Wholesale gas prices in Europe were also affected by delays in commissioning the Nord Stream 2 pipeline from Russia. But in Britain major factors behind the domestic energy price rises have also been the long-term lack of investment in renewable energy, and the over-reliance on gas for electricity generation.
Britain has the lowest gas reserves in Europe, equivalent to roughly 2 per cent of annual demand, compared with an average of 25 per cent across the EU. That means Britain is less protected against short-term price rises.
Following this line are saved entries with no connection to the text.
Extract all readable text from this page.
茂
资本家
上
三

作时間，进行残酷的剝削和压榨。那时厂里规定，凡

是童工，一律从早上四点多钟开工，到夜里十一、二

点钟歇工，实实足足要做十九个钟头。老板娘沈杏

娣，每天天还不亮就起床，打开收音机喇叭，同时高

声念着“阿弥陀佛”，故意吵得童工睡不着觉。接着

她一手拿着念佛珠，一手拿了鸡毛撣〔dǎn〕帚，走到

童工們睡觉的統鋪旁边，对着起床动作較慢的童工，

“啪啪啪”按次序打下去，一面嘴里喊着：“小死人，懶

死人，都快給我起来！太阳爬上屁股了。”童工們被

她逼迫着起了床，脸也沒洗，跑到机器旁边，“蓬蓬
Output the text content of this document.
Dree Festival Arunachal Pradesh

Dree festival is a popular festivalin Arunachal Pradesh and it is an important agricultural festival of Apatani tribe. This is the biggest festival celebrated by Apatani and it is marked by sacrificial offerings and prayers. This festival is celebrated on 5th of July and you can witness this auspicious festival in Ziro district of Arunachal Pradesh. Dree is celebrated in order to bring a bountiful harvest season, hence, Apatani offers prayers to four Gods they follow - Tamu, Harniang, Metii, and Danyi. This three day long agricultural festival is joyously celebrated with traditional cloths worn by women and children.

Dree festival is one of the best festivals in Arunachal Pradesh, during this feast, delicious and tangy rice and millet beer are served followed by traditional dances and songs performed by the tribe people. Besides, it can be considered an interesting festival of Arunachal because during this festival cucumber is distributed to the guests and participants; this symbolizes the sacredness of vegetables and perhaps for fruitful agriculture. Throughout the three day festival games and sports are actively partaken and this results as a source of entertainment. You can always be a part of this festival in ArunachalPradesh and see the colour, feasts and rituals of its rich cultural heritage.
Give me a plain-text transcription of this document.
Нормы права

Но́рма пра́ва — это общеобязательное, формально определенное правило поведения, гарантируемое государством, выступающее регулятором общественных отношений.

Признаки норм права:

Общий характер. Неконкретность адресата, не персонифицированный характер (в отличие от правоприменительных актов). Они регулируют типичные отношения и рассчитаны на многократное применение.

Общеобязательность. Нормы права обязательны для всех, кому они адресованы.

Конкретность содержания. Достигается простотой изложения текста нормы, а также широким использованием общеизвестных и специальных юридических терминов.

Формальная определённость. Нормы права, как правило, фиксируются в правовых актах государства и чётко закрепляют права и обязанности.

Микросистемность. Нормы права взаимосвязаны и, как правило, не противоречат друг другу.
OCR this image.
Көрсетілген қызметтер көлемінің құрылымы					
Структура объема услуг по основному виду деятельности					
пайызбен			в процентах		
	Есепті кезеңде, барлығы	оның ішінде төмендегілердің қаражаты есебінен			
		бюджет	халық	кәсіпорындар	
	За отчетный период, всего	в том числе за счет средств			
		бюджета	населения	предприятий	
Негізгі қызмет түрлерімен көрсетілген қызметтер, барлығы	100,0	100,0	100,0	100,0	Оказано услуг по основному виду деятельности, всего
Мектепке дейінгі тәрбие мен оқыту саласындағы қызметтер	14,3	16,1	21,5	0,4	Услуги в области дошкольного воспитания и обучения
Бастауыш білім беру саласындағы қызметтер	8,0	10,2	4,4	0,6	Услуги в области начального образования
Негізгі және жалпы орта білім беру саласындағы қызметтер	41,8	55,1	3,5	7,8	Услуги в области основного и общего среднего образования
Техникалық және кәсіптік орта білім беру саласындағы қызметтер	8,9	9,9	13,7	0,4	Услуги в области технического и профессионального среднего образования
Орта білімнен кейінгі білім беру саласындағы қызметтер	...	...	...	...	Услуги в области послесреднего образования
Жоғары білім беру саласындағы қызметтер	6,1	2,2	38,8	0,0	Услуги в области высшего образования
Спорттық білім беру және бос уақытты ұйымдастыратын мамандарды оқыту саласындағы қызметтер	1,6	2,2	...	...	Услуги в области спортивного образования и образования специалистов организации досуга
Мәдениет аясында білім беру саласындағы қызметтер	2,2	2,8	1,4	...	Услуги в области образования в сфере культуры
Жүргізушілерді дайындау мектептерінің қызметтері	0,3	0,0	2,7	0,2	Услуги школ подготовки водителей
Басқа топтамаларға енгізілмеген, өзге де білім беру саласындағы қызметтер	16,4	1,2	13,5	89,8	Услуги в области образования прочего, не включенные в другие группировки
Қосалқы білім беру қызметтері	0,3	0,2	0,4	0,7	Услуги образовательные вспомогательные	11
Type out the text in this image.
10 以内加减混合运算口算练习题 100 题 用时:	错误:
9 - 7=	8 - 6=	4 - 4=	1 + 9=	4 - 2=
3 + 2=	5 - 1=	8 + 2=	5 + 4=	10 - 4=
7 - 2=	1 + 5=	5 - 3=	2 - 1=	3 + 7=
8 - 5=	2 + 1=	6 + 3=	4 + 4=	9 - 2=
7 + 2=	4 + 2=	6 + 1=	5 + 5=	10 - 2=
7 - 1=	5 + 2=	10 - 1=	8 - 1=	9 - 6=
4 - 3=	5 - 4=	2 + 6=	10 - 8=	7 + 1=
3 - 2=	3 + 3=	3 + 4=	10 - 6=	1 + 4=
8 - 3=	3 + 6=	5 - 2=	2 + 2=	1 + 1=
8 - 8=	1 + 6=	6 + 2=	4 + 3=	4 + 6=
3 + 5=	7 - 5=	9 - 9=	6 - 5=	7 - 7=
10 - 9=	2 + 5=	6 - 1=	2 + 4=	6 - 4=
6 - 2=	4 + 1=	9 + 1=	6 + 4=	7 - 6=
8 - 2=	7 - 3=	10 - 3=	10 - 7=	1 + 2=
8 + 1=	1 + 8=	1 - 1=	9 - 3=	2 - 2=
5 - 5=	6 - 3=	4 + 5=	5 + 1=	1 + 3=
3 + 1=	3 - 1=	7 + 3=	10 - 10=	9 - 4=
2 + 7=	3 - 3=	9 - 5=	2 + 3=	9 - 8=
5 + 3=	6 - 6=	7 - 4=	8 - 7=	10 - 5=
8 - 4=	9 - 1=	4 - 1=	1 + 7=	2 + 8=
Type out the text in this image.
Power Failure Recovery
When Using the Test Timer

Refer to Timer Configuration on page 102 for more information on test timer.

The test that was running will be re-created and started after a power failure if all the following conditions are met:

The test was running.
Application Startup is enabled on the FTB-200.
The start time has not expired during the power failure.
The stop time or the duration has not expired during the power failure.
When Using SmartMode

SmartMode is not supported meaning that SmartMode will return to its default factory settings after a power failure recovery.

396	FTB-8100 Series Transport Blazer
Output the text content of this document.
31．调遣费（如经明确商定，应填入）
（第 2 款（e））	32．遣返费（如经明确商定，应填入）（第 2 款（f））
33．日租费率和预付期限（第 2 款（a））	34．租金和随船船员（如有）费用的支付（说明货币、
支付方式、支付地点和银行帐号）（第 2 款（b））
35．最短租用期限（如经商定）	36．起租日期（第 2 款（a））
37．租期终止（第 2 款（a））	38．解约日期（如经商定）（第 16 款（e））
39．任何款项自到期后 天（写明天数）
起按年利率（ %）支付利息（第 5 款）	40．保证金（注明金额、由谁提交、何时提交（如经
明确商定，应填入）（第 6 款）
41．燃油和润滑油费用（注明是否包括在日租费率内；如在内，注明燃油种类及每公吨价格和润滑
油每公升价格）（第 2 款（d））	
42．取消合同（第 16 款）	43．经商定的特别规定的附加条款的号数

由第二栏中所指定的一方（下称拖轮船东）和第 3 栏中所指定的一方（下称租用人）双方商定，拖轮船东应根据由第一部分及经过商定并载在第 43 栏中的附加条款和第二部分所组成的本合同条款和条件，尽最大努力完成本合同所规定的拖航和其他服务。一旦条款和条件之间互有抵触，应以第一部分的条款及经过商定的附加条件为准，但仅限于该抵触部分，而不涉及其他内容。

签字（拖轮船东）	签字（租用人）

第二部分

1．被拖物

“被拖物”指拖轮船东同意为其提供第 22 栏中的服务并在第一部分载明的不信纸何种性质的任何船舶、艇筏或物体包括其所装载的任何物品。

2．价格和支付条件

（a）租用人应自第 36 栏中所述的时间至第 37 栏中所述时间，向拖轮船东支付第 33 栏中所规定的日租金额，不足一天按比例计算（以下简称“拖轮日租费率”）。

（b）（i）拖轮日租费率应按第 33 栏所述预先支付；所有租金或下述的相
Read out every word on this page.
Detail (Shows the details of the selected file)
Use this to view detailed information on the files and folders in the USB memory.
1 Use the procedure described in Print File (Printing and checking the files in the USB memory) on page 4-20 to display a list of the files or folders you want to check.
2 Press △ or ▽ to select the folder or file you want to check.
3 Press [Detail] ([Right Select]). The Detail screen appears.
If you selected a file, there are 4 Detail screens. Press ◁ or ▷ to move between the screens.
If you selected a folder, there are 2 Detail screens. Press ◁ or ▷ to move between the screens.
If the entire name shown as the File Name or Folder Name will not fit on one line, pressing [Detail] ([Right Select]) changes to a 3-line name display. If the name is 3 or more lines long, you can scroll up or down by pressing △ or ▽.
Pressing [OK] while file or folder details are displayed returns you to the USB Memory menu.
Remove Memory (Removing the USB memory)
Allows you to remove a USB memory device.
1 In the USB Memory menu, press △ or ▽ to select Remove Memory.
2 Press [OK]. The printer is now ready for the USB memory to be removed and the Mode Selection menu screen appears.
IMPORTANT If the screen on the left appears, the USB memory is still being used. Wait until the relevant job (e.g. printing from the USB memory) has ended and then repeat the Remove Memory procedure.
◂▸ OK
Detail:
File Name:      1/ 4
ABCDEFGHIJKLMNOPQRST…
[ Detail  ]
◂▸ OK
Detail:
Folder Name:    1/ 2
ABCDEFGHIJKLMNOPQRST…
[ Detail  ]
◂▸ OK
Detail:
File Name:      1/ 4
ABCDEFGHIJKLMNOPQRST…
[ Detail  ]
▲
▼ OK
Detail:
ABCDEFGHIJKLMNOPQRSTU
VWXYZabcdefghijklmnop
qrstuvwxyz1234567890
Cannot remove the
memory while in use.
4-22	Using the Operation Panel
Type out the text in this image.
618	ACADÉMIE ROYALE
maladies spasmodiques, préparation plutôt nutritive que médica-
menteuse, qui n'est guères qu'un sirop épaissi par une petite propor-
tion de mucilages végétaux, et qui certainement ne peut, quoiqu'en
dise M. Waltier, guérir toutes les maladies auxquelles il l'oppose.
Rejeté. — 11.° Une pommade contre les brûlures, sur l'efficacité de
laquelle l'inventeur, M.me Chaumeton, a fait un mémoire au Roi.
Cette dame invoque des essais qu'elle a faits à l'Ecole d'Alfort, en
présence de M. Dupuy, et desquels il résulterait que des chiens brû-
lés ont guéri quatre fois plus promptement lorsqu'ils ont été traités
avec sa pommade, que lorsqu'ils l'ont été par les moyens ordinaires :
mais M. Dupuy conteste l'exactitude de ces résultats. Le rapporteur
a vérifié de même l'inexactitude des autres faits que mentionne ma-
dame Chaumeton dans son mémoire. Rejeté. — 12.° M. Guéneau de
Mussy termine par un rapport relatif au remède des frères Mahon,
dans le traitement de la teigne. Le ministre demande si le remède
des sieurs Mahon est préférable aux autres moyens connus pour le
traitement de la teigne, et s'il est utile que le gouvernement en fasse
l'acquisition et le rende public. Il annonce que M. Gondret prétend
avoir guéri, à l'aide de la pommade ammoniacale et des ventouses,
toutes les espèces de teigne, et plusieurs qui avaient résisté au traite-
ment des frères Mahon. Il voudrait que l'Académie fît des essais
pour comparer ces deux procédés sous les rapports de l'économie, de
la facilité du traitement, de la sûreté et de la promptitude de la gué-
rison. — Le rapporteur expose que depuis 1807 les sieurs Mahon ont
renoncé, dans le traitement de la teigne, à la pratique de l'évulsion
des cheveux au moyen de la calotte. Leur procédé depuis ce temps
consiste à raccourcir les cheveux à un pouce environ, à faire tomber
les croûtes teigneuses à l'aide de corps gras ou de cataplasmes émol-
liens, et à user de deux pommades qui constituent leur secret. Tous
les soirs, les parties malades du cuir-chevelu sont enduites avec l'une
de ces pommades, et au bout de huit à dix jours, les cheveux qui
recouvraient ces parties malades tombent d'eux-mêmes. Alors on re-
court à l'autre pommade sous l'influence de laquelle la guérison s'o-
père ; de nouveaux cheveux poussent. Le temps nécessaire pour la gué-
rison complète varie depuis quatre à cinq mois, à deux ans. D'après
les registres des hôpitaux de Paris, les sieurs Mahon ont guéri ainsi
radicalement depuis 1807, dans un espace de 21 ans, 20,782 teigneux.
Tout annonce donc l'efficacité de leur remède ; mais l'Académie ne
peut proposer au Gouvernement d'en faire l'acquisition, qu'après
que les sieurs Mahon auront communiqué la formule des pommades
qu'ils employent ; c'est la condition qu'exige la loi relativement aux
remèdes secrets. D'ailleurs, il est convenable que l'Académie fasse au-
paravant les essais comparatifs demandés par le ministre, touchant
This lack of planning, for both renewable energy and gas reserves, relates directly to Britain’s privatised energy market. And energy regulator Ofgem, which hiked the energy price caps by 54 per cent, only exists because of that. In France, electricity firm EDF has raised its prices by only 4 per cent — because it is state-owned, and the French government instructed it to take a £7 billion financial hit.
So, in fact, a supposed competitive privatised energy market, which it was claimed would provide better value for consumers, has actually turned into its opposite.
Privatisation was a political decision, just as the embargoes by Britain and other Nato countries on Russian energy exports, over the war in Ukraine, are political decisions.
In 2021, Europe sourced more than 40 per cent of gas imports from Russia, while Britain imports half its gas from Europe. Consequently, the embargoes will send prices even higher. But even before the Ukraine crisis, there was talk of Ofgem raising the price caps again in the autumn.
Today the Daily Telegraph, citing voter research in Whitehall which found that eight in 10 people backed a windfall tax on oil and gas companies to help people with energy bills, suggested that some ministers were warming to the idea. But in the House of Commons Boris Johnson said that “This government is not in principle in favour of higher taxation.”
Political decisions like that require responses. If the government is not prepared to tackle the problem, then workers need to take action to defend their own interests.
Unite general secretary Sharon Graham today hit back at millionaire Bank of England governor Andrew Bailey’s call for workers to exercise pay restraint. “Workers,” she said, “are at least £70 worse off than this time last year and being battered by spiralling food and energy costs.”
“Unite’s answer to the current crisis is that employers who can pay decent wages but won’t will face industrial action,” she added.
That is a lesson the trade union movement needs to take to heart in building the TUC’s We Demand Better demonstration in London on June 18.